For those experiencing migraine symptoms for the first time or noticing changes in established patterns, seeking medical evaluation is sensible. For those already diagnosed, understanding migraine causes, triggers, and patterns empowers more effective self-management. And for everyone living with migraine, knowing that effective treatments exist – both acute and preventive – provides genuine hope for improvement.

Frequently Asked Questions

What are the key differences between migraine with aura and migraine without aura?

Migraine with aura includes reversible neurological symptoms – typically visual disturbances like flashing lights or zigzag lines, sensory changes like tingling, or speech difficulties – occurring before or during the headache. These symptoms develop gradually over 5-60 minutes. Migraine without aura lacks these warning neurological symptoms; the headache phase begins without sensory disturbances preceding it. Both types share the same headache characteristics and associated symptoms like nausea and light sensitivity.

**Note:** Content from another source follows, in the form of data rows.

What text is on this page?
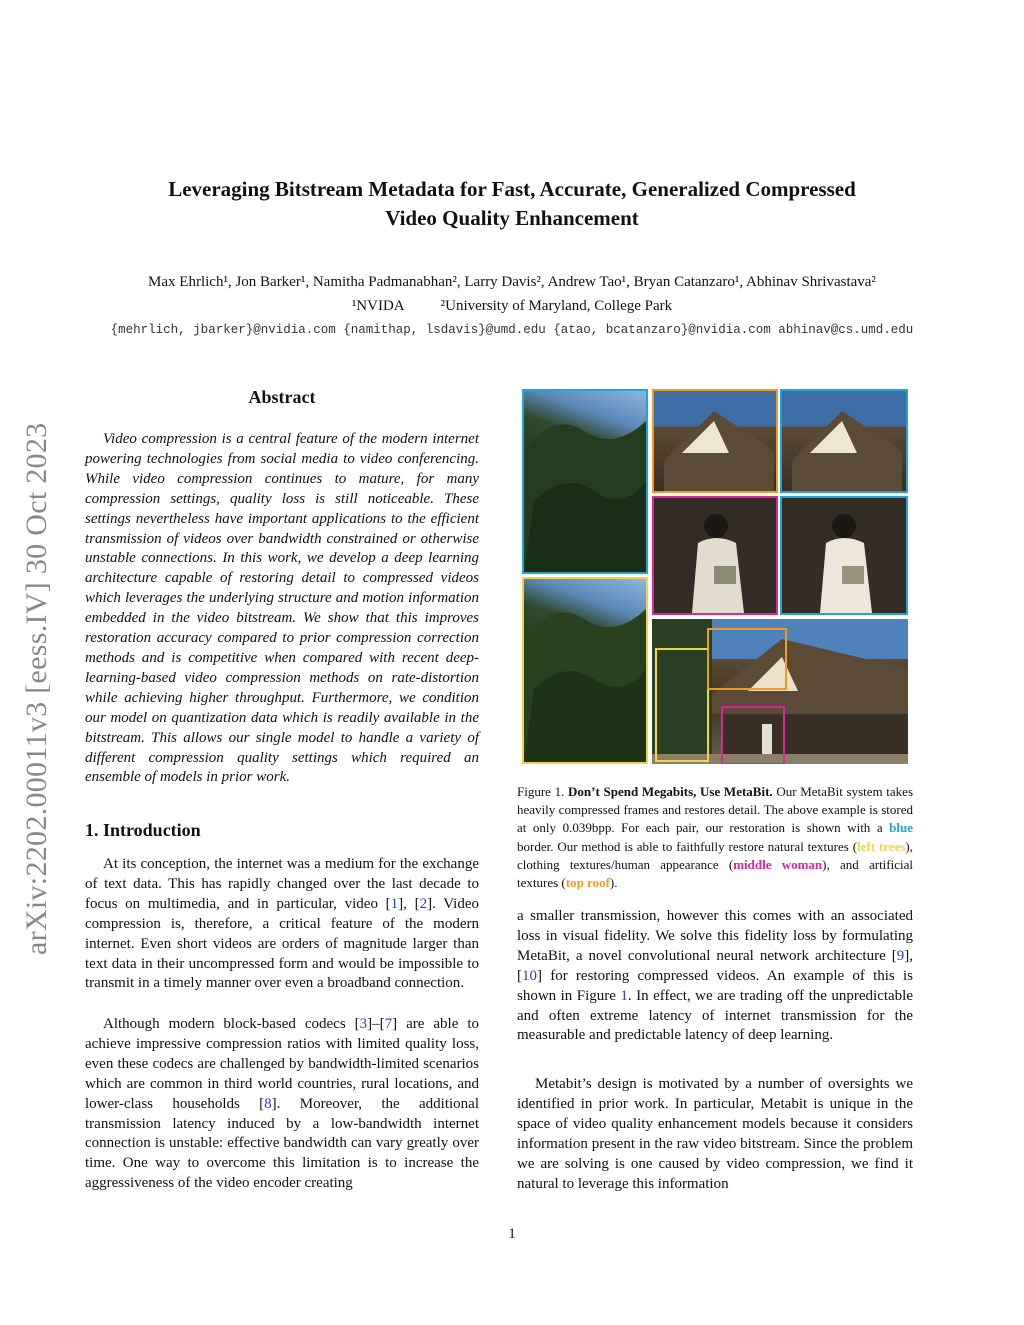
Leveraging Bitstream Metadata for Fast, Accurate, Generalized Compressed
Video Quality Enhancement
Max Ehrlich¹, Jon Barker¹, Namitha Padmanabhan², Larry Davis², Andrew Tao¹, Bryan Catanzaro¹, Abhinav Shrivastava²
¹NVIDA ²University of Maryland, College Park
{mehrlich, jbarker}@nvidia.com {namithap, lsdavis}@umd.edu {atao, bcatanzaro}@nvidia.com abhinav@cs.umd.edu
arXiv:2202.00011v3 [eess.IV] 30 Oct 2023
Abstract

Video compression is a central feature of the modern internet powering technologies from social media to video conferencing. While video compression continues to mature, for many compression settings, quality loss is still noticeable. These settings nevertheless have important applications to the efficient transmission of videos over bandwidth constrained or otherwise unstable connections. In this work, we develop a deep learning architecture capable of restoring detail to compressed videos which leverages the underlying structure and motion information embedded in the video bitstream. We show that this improves restoration accuracy compared to prior compression correction methods and is competitive when compared with recent deep-learning-based video compression methods on rate-distortion while achieving higher throughput. Furthermore, we condition our model on quantization data which is readily available in the bitstream. This allows our single model to handle a variety of different compression quality settings which required an ensemble of models in prior work.

1. Introduction

At its conception, the internet was a medium for the exchange of text data. This has rapidly changed over the last decade to focus on multimedia, and in particular, video [1], [2]. Video compression is, therefore, a critical feature of the modern internet. Even short videos are orders of magnitude larger than text data in their uncompressed form and would be impossible to transmit in a timely manner over even a broadband connection.

Although modern block-based codecs [3]–[7] are able to achieve impressive compression ratios with limited quality loss, even these codecs are challenged by bandwidth-limited scenarios which are common in third world countries, rural locations, and lower-class households [8]. Moreover, the additional transmission latency induced by a low-bandwidth internet connection is unstable: effective bandwidth can vary greatly over time. One way to overcome this limitation is to increase the aggressiveness of the video encoder creating

Figure 1. Don’t Spend Megabits, Use MetaBit. Our MetaBit system takes heavily compressed frames and restores detail. The above example is stored at only 0.039bpp. For each pair, our restoration is shown with a blue border. Our method is able to faithfully restore natural textures (left trees), clothing textures/human appearance (middle woman), and artificial textures (top roof).

a smaller transmission, however this comes with an associated loss in visual fidelity. We solve this fidelity loss by formulating MetaBit, a novel convolutional neural network architecture [9], [10] for restoring compressed videos. An example of this is shown in Figure 1. In effect, we are trading off the unpredictable and often extreme latency of internet transmission for the measurable and predictable latency of deep learning.

Metabit’s design is motivated by a number of oversights we identified in prior work. In particular, Metabit is unique in the space of video quality enhancement models because it considers information present in the raw video bitstream. Since the problem we are solving is one caused by video compression, we find it natural to leverage this information

1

How many headache attacks are needed for an official migraine diagnosis?

The ICHD-3 criteria require at least five attacks meeting the diagnostic features for migraine without aura, or at least two attacks for migraine with aura. This threshold ensures the diagnosis isn’t based on a single atypical event and reflects a genuine recurrent pattern. If fewer attacks have occurred, a probable migraine diagnosis may be made pending further episodes.

Can children experience different migraine symptoms than adults?

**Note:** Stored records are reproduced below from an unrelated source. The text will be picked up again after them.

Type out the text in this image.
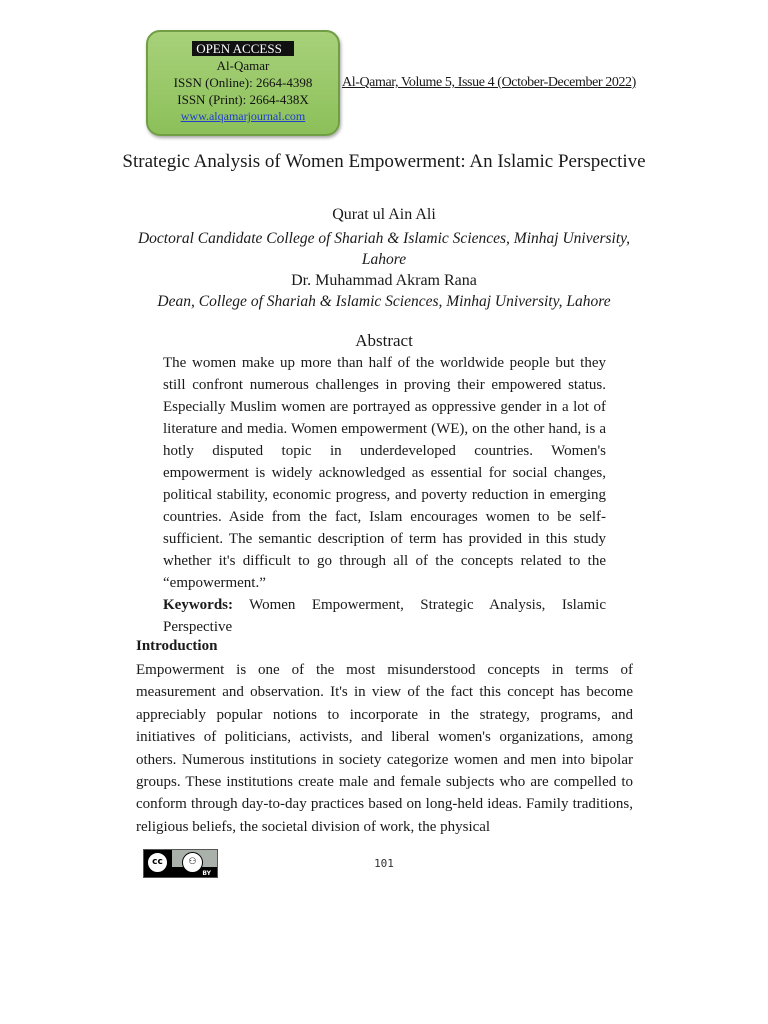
OPEN ACCESS
Al-Qamar
ISSN (Online): 2664-4398
ISSN (Print): 2664-438X
www.alqamarjournal.com
Al-Qamar, Volume 5, Issue 4 (October-December 2022)
Strategic Analysis of Women Empowerment: An Islamic Perspective
Qurat ul Ain Ali
Doctoral Candidate College of Shariah & Islamic Sciences, Minhaj University, Lahore
Dr. Muhammad Akram Rana
Dean, College of Shariah & Islamic Sciences, Minhaj University, Lahore
Abstract

The women make up more than half of the worldwide people but they still confront numerous challenges in proving their empowered status. Especially Muslim women are portrayed as oppressive gender in a lot of literature and media. Women empowerment (WE), on the other hand, is a hotly disputed topic in underdeveloped countries. Women's empowerment is widely acknowledged as essential for social changes, political stability, economic progress, and poverty reduction in emerging countries. Aside from the fact, Islam encourages women to be self-sufficient. The semantic description of term has provided in this study whether it's difficult to go through all of the concepts related to the “empowerment.”

Keywords: Women Empowerment, Strategic Analysis, Islamic Perspective

Introduction

Empowerment is one of the most misunderstood concepts in terms of measurement and observation. It's in view of the fact this concept has become appreciably popular notions to incorporate in the strategy, programs, and initiatives of politicians, activists, and liberal women's organizations, among others. Numerous institutions in society categorize women and men into bipolar groups. These institutions create male and female subjects who are compelled to conform through day-to-day practices based on long-held ideas. Family traditions, religious beliefs, the societal division of work, the physical

cc	⚇
BY
101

Yes, children often present differently than adults. Attacks may be shorter (even under 2 hours in younger children), more commonly bilateral rather than unilateral, and frontal or temporal rather than posterior. Gastrointestinal symptoms like abdominal pain and vomiting may predominate, sometimes without significant headache. Childhood periodic syndromes – conditions like cyclical vomiting and abdominal migraine – are considered migraine precursors.

What unusual migraine symptoms should prompt immediate medical attention?

Seek immediate medical care for: thunderclap headache (sudden, severe, maximal within seconds), headache with fever and neck stiffness, new neurological symptoms that don’t resolve, headache after head trauma, first severe headache after age 50, or any headache pattern that feels distinctly different from previous migraine attacks. These presentations require urgent evaluation to exclude dangerous secondary causes.

How do doctors distinguish migraine from tension-type headaches?

Key distinguishing features include: pain quality (pulsating in migraine vs pressing/tightening in tension-type), severity (moderate-severe in migraine vs mild-moderate in tension-type), effect of activity (migraine worsens with movement), and associated symptoms (nausea, photophobia, phonophobia present in migraine but minimal or absent in tension-type). Migraine typically causes functional impairment; tension-type headache usually doesn’t prevent activities.

When should imaging tests be considered for migraine diagnosis?

Imaging is indicated when clinical features are atypical: new or different headache patterns, abnormal neurological examination findings, headache onset after age 50, sudden severe headache, progressive headache worsening over weeks, or symptoms suggesting secondary causes. Routine imaging isn’t recommended for patients with typical migraine features and normal examination, as it rarely changes management and may create anxiety from incidental findings.

Can COVID-19 infection affect existing migraine patterns?

Emerging evidence suggests COVID-19 can impact migraine. Some patients report worsening of existing migraine during acute infection and in the post-acute period. New-onset headache disorders following COVID infection have also been described. The mechanisms likely involve inflammation, immune dysregulation, and stress. If migraine patterns change significantly following COVID infection, medical review is appropriate to reassess management strategies.